These models account for wave propagations (and interactions) in both fluid and solid phases of an acoustical porous material. These models are the most comprehensive ones to describe the vibro-acoustics of porous media however they require more parameters to be used: a set of parameters for each of the two phases. Read more about the Biot's theory.

Under specific frequency, boundary conditions and/or excitation conditions, the solid phase (or skeleton) of the porous medium can be considered as motionless. In such cases, no wave propagates in the solid phase and the complete vibro-acoustical behavior of the material can be simplify compared to diphasic models. Read more about motionless skeleton models.

In a similar way, under different frequency, boundary conditions and/or excitation conditions, one can consider that no wave propagates in the fluid phase. Read more about uniform pressure models.

Choosing a suitable model

First, it is obvious that in case of mechanical excitation of the
medium, the motionless skeleton models can not be used. Depending of
the frequency range studied, a diphasic or a uniform pressure model
can be used.

At low frequencies, when the wavelength is very much larger
than the thickness of the material sample, a uniform pressure
approximation inside the sample can be considered. At higher
frequencies, a diphasic model must be used.

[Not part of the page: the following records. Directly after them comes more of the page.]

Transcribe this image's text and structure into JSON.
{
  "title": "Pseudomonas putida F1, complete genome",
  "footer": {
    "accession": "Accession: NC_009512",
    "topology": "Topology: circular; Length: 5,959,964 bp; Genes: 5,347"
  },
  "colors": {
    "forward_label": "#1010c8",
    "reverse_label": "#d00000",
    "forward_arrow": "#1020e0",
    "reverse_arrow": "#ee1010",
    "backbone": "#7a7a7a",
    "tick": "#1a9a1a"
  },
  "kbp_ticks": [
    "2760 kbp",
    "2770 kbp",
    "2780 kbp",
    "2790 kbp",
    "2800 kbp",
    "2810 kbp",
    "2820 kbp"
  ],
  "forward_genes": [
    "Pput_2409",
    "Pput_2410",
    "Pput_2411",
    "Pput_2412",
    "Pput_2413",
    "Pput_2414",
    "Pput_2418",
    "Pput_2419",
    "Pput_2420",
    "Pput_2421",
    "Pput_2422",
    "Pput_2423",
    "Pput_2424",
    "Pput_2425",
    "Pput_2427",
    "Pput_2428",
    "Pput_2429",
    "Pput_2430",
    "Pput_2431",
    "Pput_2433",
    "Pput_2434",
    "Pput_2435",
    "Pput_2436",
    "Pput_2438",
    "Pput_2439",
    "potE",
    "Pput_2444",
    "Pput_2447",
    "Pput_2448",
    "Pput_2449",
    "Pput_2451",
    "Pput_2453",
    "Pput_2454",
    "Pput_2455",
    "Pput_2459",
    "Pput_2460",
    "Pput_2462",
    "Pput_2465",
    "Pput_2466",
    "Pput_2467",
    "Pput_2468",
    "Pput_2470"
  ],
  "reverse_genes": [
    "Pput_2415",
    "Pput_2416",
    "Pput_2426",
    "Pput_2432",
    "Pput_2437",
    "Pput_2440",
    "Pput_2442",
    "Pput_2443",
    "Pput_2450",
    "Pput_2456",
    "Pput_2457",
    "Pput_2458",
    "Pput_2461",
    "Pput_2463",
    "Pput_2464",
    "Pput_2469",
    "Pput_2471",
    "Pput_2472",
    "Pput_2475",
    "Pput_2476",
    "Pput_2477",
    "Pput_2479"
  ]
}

At very low frequencies when the wavelength $\lambda$ is very much larger than the thickness $h$ of a porous material sample, the pressure values on both sides of the sample: $p_{2}$ and $p_{1}$ can be considered as equivalent. A uniform pressure field is thus assumed in the sample and a "equivalent solid" model can be used to describe the acoustical behavior of the material.

In case of acoustical excitations, at low frequencies, waves can propagate in both phases and a diphasic model is required. Above a phase decoupling frequency [ZK49] a motion of the fluid phase does no more induce a motion of the solid phase. A Motionless skeleton model can thus be used to
describe the acoustical behavior of the material.